Jadi pelatihan yang saya ikuti
kali ini adalah pelatihan sistem SKS dan sekaligus pelatihan E-Learning yang
akan diterapkan di MAN Insan Cendekia Pekalongan. Kolaborasi dua sistem itulah
yang diharapkan bisa lebih cocok untuk peserta didik MAN ICP. Dari sana
maka diharapkan peserta didiknya bisa menjadi
Habibie Habibie di masa-masa berikutnya. Karena bagaimanapun madrasah yang satu
ini harus diakui memang memiliki sistem perekrutan peserta didik yang sedikit
berbeda dengan madrasah atau bahkan sekolah lainnya.
Pada awalnya sistem tersebut namanya
adalah “akselerasi” namun kemudian pada tahun 2014 diganti dengan sistem SKS. Tahun berikutnya, tepatnya tahun 2015, juknis
dari diknas terkait SKS baru muncul sehingga tahun inilah baru dimulai kembali “progam
akselerasi” namun dengan nama baru yaitu progam ataupun sistem “SKS”. Di diknas
sendiri ada dua jenis SKS yang pertama: Puskur dan yang kedua: Kelompok.
Sistem SKS di madrasah berbeda
dengan sistem SKS di Perguruan Tinggi. Diantara yang membedakannya adalah:
tidak ada pilihan matakuliah (matapelajaran), karena jika hal itu
ada maka akan ada guru yang bisa jadi tidak dipilih oleh peserta didik jika
guru tersebut misalnya “tidak disukai” karena teknik mengajarnya atau alasan subjektif
ataupun alasan objektif lainnya. Oleh karena itu, SKS di madrasah sudah berupa
sistem paketan. Perbedaan yang lainnya adalah di madrasah 1 SKS sama dengan 1
JP adapun di universitas 1 SKS 2 JP.
SKS tetap dilaksanakan selama 3
tahun dan kompetensi dasar (KD) tetap menjadi standar. Namun demikian, meskipun
peserta didik yang sudah menyelesaikan SKS selama 2 tahun namun tetap di dalam emis
ditulisnya reguler (artinya tetap 3 tahun). Karena itulah maka satu tahun
sisanya bagi peserta didik yang sudah selesai 2 tahun bisa dimanfaatkan untuk
pendalaman materi seperti UN, UTBK, dll ataupun bisa dipakai untuk ekstra seperti
Tahfidz, Robotik, Batik, Bahasa Asing (Jepang, Korea Selatan, Inggris, Arab, dll).

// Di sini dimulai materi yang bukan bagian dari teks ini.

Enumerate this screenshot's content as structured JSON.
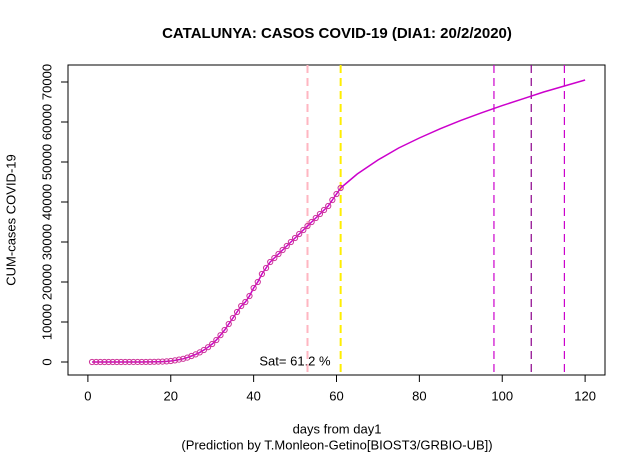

Karena itulah maka sistem SKS di
madrasah menjadikan beberapa model kelas, yaitu kelas KC (kelas cepat) yang
harus ditempuh selama 2 tahun, kelas KN (kelas normal) ditempuh selama 3 tahun
dan kelas KL (kelas lambat) ditempuh selama 4 tahun. Namun demikian kelas KL
sudah dipastikan tidak akan diadakan progamnya di madrasah karena sudah pasti
tidak ada orang tua peserta didik yang menyetujui anaknya mengikuti progam ini.
Sebagaimana sudah disinggung di
atas, bahwa peserta didik bisa menyelesaikan SKS selama 2 tahun dengan
kesepakatan kedua belah pihak, yaitu madrasah dan orang tua peserta didik.
Tentu saja juga tidak semua peserta didik bisa mendapatkan kesempatan untuk bisa
mendapat progam SKS 2 tahun karena bagaimanapun tetap ada tes terlebih dahulu
untuk mengukur kemampuan peserta didik yang layak dan mampu mengikuti progam
tersebut.
Bagi mereka yang sudah disetujui
kedua pihak menjalankan progam SKS 2 tahun jika tidak mampu menyelesaikan maka
bisa diikutsertakan ke kelas normal. Artinya tetap tidak ada resiko jika memang
dalam perjalanannya tidak sanggup untuk meneruskan progam kelas KC (kelas
cepat).
Sistem SKS sendiri menjadikan
keharusan adanya RPP pilihan sesuai kemampuan peserta didik sehingga tidak bisa
sama antara satu guru dengan guru lainnya, antara satu madrasah dengan madrasah
lainnya. Karena kemampuan satu siswa dengan siswa lainnya berbeda. Oleh karena
itu pula maka sudah pasti tidak bisa copy-paste. Inilah salah satu
manfaat dari sistem ini, yang saya kira bagus karena sudah mengetahui potensi
peserta didik yang kedepannya mau diberi materi yang seperti apa, dsb.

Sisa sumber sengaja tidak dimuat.